Aug 26, 2023 8:32 AM in response to Tinascousin

If you have the Paragon NTFS reader installed and it’s not working, check for updates to Paragon, and then check with Paragon support.


Or off-load the data, reformat to HFS+ or APFS, and re-load; switch the volume format to one with native support.


If you’re not swapping with Microsoft systems, I’d reformat to native.


If you are swapping with Microsoft systems and the Windows systems are on the same local network, I’d reformat and set up a file share.


If you are swapping hard disks with Windows remotely, update Paragon and check with Paragon support.


You should not need a driver from the Seagate website. macOS has native support, unless Seagate fid something unusual and non-standard.


NTSC national television system committee (or probably more commonly as never the same color) is the US analog broadcast TV scheme. NTFS is the Windows NT File System is the current Microsoft storage volume format, when not using one of the older FAT file allocation table variants.

Aug 26, 2023 2:11 AM in response to MrHoffman

Thanks MrHoffman. Did you mean this Paragon (see screenshot)? To the best of my recollection, it's always been on my iMac and loads every time I boot up. Shows at the top of the screen around the time the drive mount notification shows.


So if it can read NTSC, and NTSC is the format of this drive, and I used to be able to read and write to and from but now can't as of some time somewhat recently, is there something else I need to be doing re Paragon?


Any idea what might be going on?


Aug 11, 2023 6:25 PM in response to Tinascousin

Temporarily empty the external NTFS storage device somewhere else, erase and reformat it to HFS+ Apple Extended Journaled or APFS, repopulate it, and continue on with life.

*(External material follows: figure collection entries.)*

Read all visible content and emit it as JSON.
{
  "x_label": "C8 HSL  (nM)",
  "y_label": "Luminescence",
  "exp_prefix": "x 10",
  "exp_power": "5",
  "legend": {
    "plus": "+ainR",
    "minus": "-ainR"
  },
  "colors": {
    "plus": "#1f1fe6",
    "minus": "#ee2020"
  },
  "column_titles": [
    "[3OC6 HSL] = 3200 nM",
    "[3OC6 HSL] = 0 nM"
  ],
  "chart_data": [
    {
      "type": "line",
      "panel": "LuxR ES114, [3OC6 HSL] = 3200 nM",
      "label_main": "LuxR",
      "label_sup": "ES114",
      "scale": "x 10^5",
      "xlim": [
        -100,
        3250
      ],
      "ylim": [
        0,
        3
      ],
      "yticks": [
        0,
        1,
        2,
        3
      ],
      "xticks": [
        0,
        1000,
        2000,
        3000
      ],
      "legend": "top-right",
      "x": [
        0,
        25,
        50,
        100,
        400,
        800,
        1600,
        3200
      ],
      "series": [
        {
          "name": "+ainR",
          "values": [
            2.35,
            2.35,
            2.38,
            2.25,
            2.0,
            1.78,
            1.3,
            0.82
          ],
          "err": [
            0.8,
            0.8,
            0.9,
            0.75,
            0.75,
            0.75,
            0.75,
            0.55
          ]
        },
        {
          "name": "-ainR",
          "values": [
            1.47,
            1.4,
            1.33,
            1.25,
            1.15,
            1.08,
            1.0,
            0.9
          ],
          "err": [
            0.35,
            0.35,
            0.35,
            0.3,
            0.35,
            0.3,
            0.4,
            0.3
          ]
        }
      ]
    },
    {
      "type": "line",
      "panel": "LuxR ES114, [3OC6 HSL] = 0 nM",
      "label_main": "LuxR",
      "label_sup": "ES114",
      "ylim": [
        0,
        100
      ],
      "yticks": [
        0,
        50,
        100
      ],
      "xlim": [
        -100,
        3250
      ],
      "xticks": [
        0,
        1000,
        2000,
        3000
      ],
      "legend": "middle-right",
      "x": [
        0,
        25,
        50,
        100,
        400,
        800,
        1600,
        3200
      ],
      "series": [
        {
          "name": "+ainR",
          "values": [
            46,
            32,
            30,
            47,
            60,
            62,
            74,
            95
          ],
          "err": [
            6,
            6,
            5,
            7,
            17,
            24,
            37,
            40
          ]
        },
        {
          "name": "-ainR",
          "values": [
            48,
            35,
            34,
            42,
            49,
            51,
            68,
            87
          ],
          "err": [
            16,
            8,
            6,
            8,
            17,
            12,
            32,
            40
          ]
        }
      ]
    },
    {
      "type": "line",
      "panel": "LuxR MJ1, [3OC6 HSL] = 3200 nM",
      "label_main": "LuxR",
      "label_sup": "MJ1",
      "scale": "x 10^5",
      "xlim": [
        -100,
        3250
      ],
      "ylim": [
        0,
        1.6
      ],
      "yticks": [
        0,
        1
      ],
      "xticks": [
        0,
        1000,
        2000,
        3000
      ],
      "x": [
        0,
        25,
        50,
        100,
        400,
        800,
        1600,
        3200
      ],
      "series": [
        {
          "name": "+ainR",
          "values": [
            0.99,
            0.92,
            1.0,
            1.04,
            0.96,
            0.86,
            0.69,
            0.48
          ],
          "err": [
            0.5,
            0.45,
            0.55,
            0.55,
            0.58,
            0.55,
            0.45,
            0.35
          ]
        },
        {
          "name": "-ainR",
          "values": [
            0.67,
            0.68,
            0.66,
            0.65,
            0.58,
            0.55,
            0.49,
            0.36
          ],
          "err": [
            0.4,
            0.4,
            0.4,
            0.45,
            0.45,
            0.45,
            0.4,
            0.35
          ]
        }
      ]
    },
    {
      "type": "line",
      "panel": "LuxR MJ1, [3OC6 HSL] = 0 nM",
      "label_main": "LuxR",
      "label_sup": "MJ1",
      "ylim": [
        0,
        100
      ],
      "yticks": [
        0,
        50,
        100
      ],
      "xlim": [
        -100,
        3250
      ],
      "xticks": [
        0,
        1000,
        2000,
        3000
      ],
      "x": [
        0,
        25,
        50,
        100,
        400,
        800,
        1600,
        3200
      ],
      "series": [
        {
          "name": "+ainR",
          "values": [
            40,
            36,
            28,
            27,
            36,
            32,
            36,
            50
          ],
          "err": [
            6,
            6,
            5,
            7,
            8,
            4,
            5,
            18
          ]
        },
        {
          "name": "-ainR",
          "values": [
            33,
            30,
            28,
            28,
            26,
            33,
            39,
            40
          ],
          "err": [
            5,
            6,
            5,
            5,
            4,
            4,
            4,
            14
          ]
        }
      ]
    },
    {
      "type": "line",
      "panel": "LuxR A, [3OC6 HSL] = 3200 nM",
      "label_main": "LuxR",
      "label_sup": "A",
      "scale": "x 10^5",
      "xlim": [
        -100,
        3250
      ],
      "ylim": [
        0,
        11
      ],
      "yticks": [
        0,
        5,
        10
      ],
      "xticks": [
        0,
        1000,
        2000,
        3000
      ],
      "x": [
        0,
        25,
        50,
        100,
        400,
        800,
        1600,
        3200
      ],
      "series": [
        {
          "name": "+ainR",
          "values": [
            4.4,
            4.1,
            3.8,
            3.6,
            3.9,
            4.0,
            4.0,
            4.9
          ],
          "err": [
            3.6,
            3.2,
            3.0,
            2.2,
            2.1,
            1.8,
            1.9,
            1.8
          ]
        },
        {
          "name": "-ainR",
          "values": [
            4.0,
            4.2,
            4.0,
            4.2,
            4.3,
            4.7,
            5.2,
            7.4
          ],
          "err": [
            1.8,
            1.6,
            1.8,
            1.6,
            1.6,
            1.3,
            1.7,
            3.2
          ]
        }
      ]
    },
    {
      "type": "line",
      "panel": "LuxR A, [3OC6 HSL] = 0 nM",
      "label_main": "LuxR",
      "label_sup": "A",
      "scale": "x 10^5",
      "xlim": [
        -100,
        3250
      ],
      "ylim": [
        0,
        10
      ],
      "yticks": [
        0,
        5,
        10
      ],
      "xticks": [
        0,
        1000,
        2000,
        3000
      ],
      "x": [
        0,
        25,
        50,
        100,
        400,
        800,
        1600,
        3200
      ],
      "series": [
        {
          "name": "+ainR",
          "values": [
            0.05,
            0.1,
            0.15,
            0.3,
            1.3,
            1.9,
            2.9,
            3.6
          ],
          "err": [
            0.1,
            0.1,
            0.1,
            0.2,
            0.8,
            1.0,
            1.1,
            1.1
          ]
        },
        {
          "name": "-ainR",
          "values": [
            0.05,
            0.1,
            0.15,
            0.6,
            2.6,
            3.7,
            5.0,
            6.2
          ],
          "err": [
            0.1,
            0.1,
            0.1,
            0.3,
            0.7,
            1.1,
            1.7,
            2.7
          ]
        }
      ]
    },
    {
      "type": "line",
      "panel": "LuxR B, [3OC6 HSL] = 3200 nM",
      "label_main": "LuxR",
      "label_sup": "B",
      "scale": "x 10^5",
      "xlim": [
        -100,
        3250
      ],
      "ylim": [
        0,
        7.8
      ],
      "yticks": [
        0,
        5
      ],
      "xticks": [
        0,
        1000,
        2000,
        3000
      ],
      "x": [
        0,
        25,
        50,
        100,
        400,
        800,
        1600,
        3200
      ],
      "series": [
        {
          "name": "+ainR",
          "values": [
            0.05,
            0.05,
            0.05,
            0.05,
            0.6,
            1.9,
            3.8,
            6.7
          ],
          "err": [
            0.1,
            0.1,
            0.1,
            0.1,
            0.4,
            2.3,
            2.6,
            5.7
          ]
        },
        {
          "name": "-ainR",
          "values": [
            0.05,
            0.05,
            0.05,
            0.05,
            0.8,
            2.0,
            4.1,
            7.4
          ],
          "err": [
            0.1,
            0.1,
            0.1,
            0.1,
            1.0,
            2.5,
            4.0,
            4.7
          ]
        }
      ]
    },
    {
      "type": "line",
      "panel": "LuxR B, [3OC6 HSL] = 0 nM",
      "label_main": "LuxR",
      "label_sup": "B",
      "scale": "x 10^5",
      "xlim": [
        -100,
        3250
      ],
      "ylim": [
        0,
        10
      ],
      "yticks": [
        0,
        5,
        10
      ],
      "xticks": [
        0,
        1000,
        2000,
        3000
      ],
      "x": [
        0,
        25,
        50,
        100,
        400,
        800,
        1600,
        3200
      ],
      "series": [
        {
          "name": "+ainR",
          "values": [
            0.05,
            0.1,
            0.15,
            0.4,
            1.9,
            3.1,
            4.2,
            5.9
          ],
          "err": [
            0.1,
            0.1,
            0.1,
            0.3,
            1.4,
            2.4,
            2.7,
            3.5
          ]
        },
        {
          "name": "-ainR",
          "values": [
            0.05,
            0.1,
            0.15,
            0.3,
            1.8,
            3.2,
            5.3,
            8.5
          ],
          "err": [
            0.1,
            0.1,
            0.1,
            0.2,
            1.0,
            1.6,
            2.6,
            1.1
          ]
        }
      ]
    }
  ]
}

Or get Paragon or such, which can read and write NTFS.


If you’re swapping the NTFS drive around locally, consider setting up and using a file share from Windows or Mac.

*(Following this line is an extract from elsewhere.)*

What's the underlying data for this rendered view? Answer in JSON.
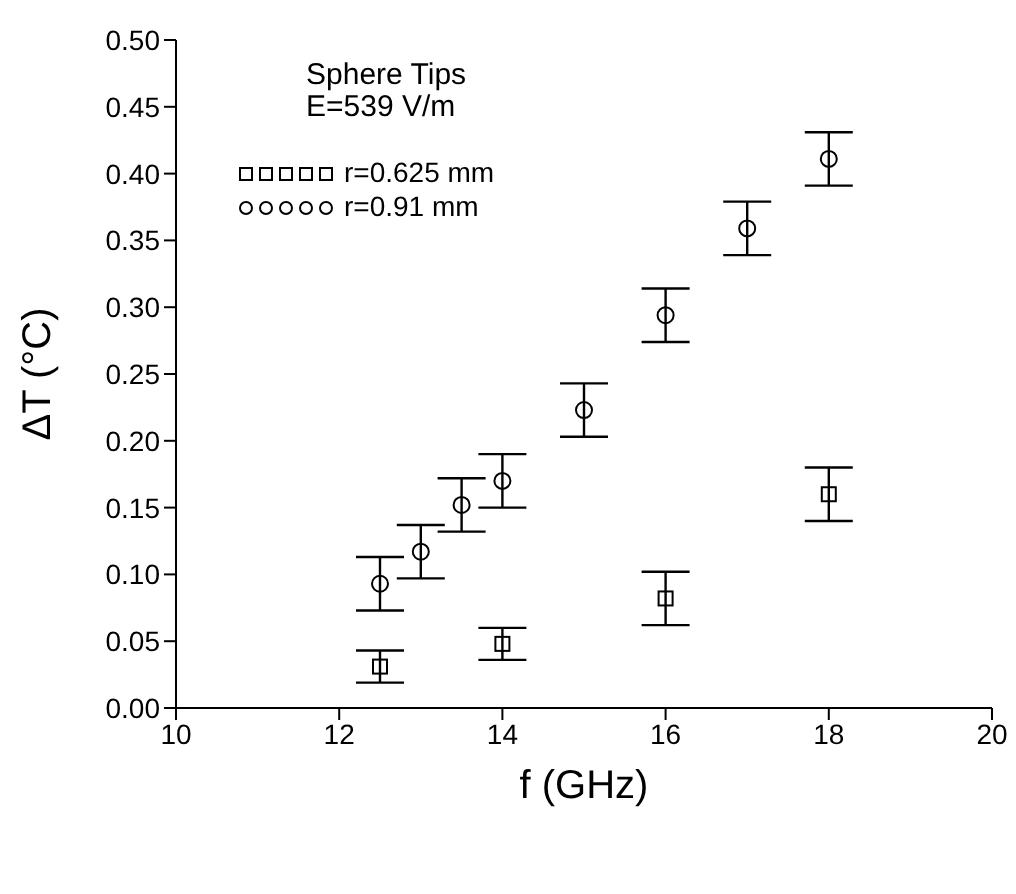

Aug 26, 2023 5:32 PM in response to Tinascousin

Tinascousin wrote:

In Get Info for this drive, firstly I note the drive name and extension field is greyed out. Format shows as "Windows NT File System (NTFS)", which made me wonder if this was the culprit but then, as noted above, I've definitely successfully save to this location in the recent past.


If this is a NTFS-formatted volume on a directly-attached drive, there is no way you can write to it unless you have a third-party NTFS driver installed and working. Out of the box, macOS can read (but not write) NTFS volumes.


You say that you could write to it in the recent past. This suggests that you had a working driver installed – but that something has happened to your driver installation.


Incidentally, on a second external drive (Format: ExFAT") I can do everything I've mentioned above


Out of the box, macOS can read and write to FAT32 and exFAT volumes.